Sunday, May 21, 2017

Special considerations in Patients with Myocardial infarction


With myocardial infarction (MI), also known as heart attack, reduced blood flow through one of the coronary arteries results in myocardial ischemia and necrosis. With cardiovascular disease, the leading cause of death in the United States and western Europe, death usually results from the cardiac damage or complications of an MI.

Mortality is high when treatment is delayed; almost half of all sudden deaths due to an MI occur before hospitalization, within 1 hour of the onset of symptoms. The prognosis improves if vigorous treatment begins immediately.
  • Care for patients who have suffered an MI is directed toward detecting complications, preventing further myocardial damage, and promoting comfort, rest, and emotional well-being. Most MI patients receive treatment in the coronary care unit (CCU), where they’re under constant observation for complications.

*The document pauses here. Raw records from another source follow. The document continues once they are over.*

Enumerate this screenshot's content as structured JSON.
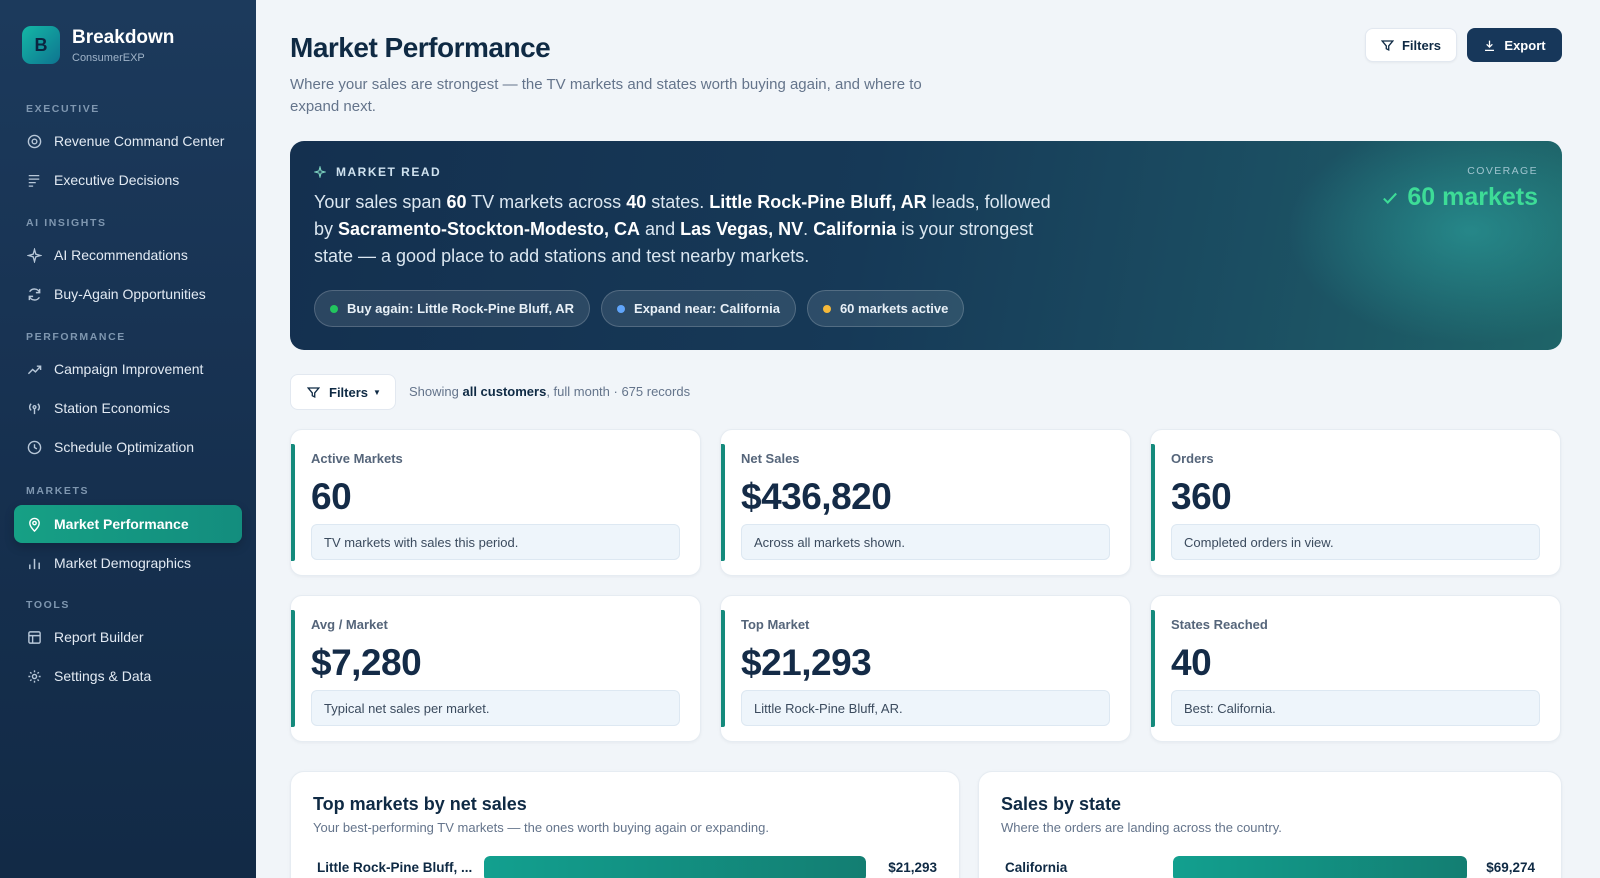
{
  "brand": {
    "initial": "B",
    "name": "Breakdown",
    "subtitle": "ConsumerEXP"
  },
  "sidebar": {
    "sections": [
      {
        "label": "EXECUTIVE",
        "items": [
          {
            "label": "Revenue Command Center",
            "icon": "target-icon"
          },
          {
            "label": "Executive Decisions",
            "icon": "list-icon"
          }
        ]
      },
      {
        "label": "AI INSIGHTS",
        "items": [
          {
            "label": "AI Recommendations",
            "icon": "sparkle-icon"
          },
          {
            "label": "Buy-Again Opportunities",
            "icon": "refresh-icon"
          }
        ]
      },
      {
        "label": "PERFORMANCE",
        "items": [
          {
            "label": "Campaign Improvement",
            "icon": "trend-icon"
          },
          {
            "label": "Station Economics",
            "icon": "broadcast-icon"
          },
          {
            "label": "Schedule Optimization",
            "icon": "clock-icon"
          }
        ]
      },
      {
        "label": "MARKETS",
        "items": [
          {
            "label": "Market Performance",
            "icon": "map-pin-icon",
            "active": true
          },
          {
            "label": "Market Demographics",
            "icon": "bar-chart-icon"
          }
        ]
      },
      {
        "label": "TOOLS",
        "items": [
          {
            "label": "Report Builder",
            "icon": "table-icon"
          },
          {
            "label": "Settings & Data",
            "icon": "gear-icon"
          }
        ]
      }
    ]
  },
  "header": {
    "title": "Market Performance",
    "subtitle": "Where your sales are strongest — the TV markets and states worth buying again, and where to expand next.",
    "filters_label": "Filters",
    "export_label": "Export"
  },
  "hero": {
    "kicker": "MARKET READ",
    "text": {
      "p1": "Your sales span ",
      "markets": "60",
      "p2": " TV markets across ",
      "states": "40",
      "p3": " states. ",
      "lead": "Little Rock-Pine Bluff, AR",
      "p4": " leads, followed by ",
      "second": "Sacramento-Stockton-Modesto, CA",
      "p5": " and ",
      "third": "Las Vegas, NV",
      "p6": ". ",
      "state": "California",
      "p7": " is your strongest state — a good place to add stations and test nearby markets."
    },
    "coverage_label": "COVERAGE",
    "coverage_value": "60 markets",
    "chips": [
      {
        "label": "Buy again: Little Rock-Pine Bluff, AR",
        "color": "#22c55e"
      },
      {
        "label": "Expand near: California",
        "color": "#60a5fa"
      },
      {
        "label": "60 markets active",
        "color": "#f5b93a"
      }
    ]
  },
  "filter_bar": {
    "button": "Filters",
    "showing_prefix": "Showing ",
    "showing_bold": "all customers",
    "showing_suffix": ", full month · 675 records"
  },
  "kpis": [
    {
      "label": "Active Markets",
      "value": "60",
      "note": "TV markets with sales this period."
    },
    {
      "label": "Net Sales",
      "value": "$436,820",
      "note": "Across all markets shown."
    },
    {
      "label": "Orders",
      "value": "360",
      "note": "Completed orders in view."
    },
    {
      "label": "Avg / Market",
      "value": "$7,280",
      "note": "Typical net sales per market."
    },
    {
      "label": "Top Market",
      "value": "$21,293",
      "note": "Little Rock-Pine Bluff, AR."
    },
    {
      "label": "States Reached",
      "value": "40",
      "note": "Best: California."
    }
  ],
  "panels": {
    "top_markets": {
      "title": "Top markets by net sales",
      "subtitle": "Your best-performing TV markets — the ones worth buying again or expanding.",
      "rows": [
        {
          "label": "Little Rock-Pine Bluff, ...",
          "value": "$21,293",
          "fill": 1.0
        }
      ]
    },
    "by_state": {
      "title": "Sales by state",
      "subtitle": "Where the orders are landing across the country.",
      "rows": [
        {
          "label": "California",
          "value": "$69,274",
          "fill": 1.0
        }
      ]
    }
  }
}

  • On admission to the CCU, record the patient’s blood pressure, temperature, and heart and breath sounds, and monitor them regularly. Also, obtain an ECG.

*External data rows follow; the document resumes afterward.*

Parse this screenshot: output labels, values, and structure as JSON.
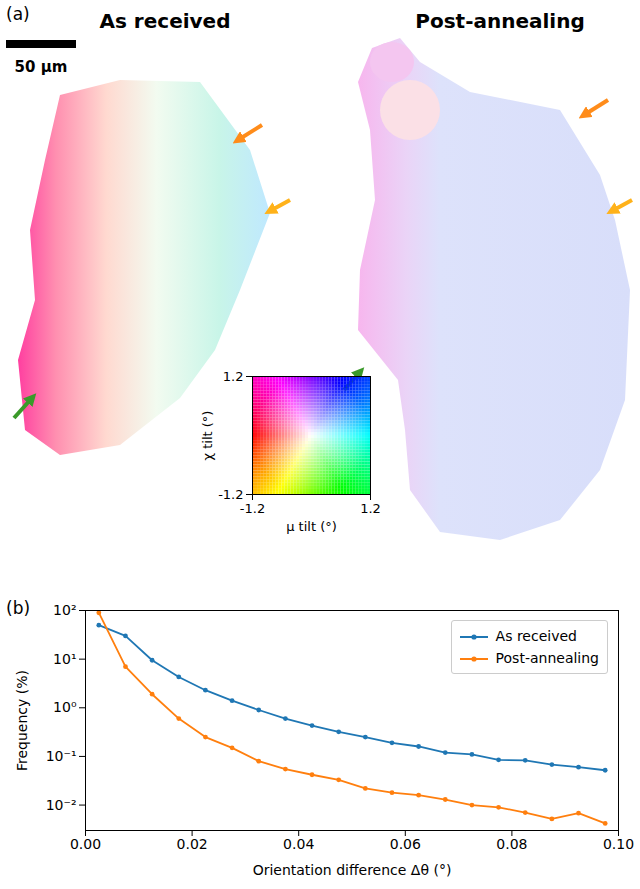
{
  "chart_data": [
    {
      "type": "colormap2d",
      "panel": "(a)",
      "titles": [
        "As received",
        "Post-annealing"
      ],
      "scale_bar": "50 μm",
      "xlabel": "μ tilt (°)",
      "ylabel": "χ tilt (°)",
      "xlim": [
        -1.2,
        1.2
      ],
      "ylim": [
        -1.2,
        1.2
      ],
      "xticks": [
        -1.2,
        1.2
      ],
      "yticks": [
        -1.2,
        1.2
      ]
    },
    {
      "type": "line",
      "panel": "(b)",
      "xlabel": "Orientation difference Δθ (°)",
      "ylabel": "Frequency (%)",
      "x": [
        0.0025,
        0.0075,
        0.0125,
        0.0175,
        0.0225,
        0.0275,
        0.0325,
        0.0375,
        0.0425,
        0.0475,
        0.0525,
        0.0575,
        0.0625,
        0.0675,
        0.0725,
        0.0775,
        0.0825,
        0.0875,
        0.0925,
        0.0975
      ],
      "series": [
        {
          "name": "As received",
          "color": "#1f77b4",
          "marker": "circle",
          "values": [
            50,
            30,
            9.5,
            4.3,
            2.3,
            1.4,
            0.9,
            0.6,
            0.43,
            0.32,
            0.25,
            0.19,
            0.16,
            0.12,
            0.11,
            0.085,
            0.083,
            0.068,
            0.06,
            0.052
          ]
        },
        {
          "name": "Post-annealing",
          "color": "#ff7f0e",
          "marker": "circle",
          "values": [
            90,
            7,
            1.9,
            0.6,
            0.25,
            0.15,
            0.08,
            0.055,
            0.042,
            0.033,
            0.022,
            0.018,
            0.016,
            0.013,
            0.01,
            0.009,
            0.007,
            0.0052,
            0.0068,
            0.0042
          ]
        }
      ],
      "xlim": [
        0,
        0.1
      ],
      "ylim": [
        0.003,
        100
      ],
      "xticks": [
        {
          "value": 0,
          "label": "0.00"
        },
        {
          "value": 0.02,
          "label": "0.02"
        },
        {
          "value": 0.04,
          "label": "0.04"
        },
        {
          "value": 0.06,
          "label": "0.06"
        },
        {
          "value": 0.08,
          "label": "0.08"
        },
        {
          "value": 0.1,
          "label": "0.10"
        }
      ],
      "yticks": [
        {
          "value": 0.01,
          "label": "10⁻²"
        },
        {
          "value": 0.1,
          "label": "10⁻¹"
        },
        {
          "value": 1,
          "label": "10⁰"
        },
        {
          "value": 10,
          "label": "10¹"
        },
        {
          "value": 100,
          "label": "10²"
        }
      ],
      "log": "y",
      "legend": "upper right"
    }
  ]
}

  • Assess and record the severity and duration of pain; administer an analgesic. Avoid I.M. injections; absorption from the muscle is unpredictable.
  • Check the patient’s blood pressure after giving nitroglycerin, especially the first dose.
  • Frequently monitor the ECG to detect rate changes or arrhythmias. Place rhythm strips in the patient’s chart periodically for evaluation.
  • During episodes of chest pain, obtain ECG, blood pressure, and pulmonary artery catheter measurements for changes.
  • Watch for signs and symptoms of fluid retention (crackles, cough, tachypnea, and edema), which may indicate impending heart failure. Carefully monitor daily weight, intake and output, respirations, serum enzyme levels, and blood pressure.
  • Auscultate for adventitious breath sounds periodically (patients on bed rest frequently have atelectatic crackles, which may disappear after coughing) and for third or fourth heart sounds.
  • Organize patient care and activities to maximize periods of uninterrupted rest.
  • Ask the dietary department to provide a clear liquid diet until nausea subsides. A low-cholesterol, low-sodium, caffeine-free diet may be ordered.
  • Provide a stool softener to prevent straining during defecation, which causes vagal stimulation and may slow the heart rate. Allow use of a bedside commode, and provide as much privacy as possible.
  • Assist with range-of-motion exercises. If the patient is completely immobilized by a severe MI, turn him often. Antiembolism stockings help prevent venostasis and thrombophlebitis.
  • Provide emotional support, and help reduce stress and anxiety; administer a tranquilizer, if needed.
  • Explain procedures, and answer questions. Explaining the CCU environment and routine can ease anxiety. Involve the patient’s family in his care as much as possible.
To prepare the patient for discharge:
  • Promote adherence measures by thoroughly explaining the prescribed medication regimen and other treatment measures.
  • Warn the patient about adverse reactions to drugs, and advise him to watch for and report signs and symptoms of toxic reaction (anorexia, nausea, vomiting, and yellow vision, for example, if the patient is receiving digoxin).
  • Review dietary restrictions with the patient. If he must follow a low-sodium or low-fat and low-cholesterol diet, provide a list of foods that he should avoid. Ask the dietitian to speak to the patient and his family.
  • Counsel the patient to resume sexual activity progressively.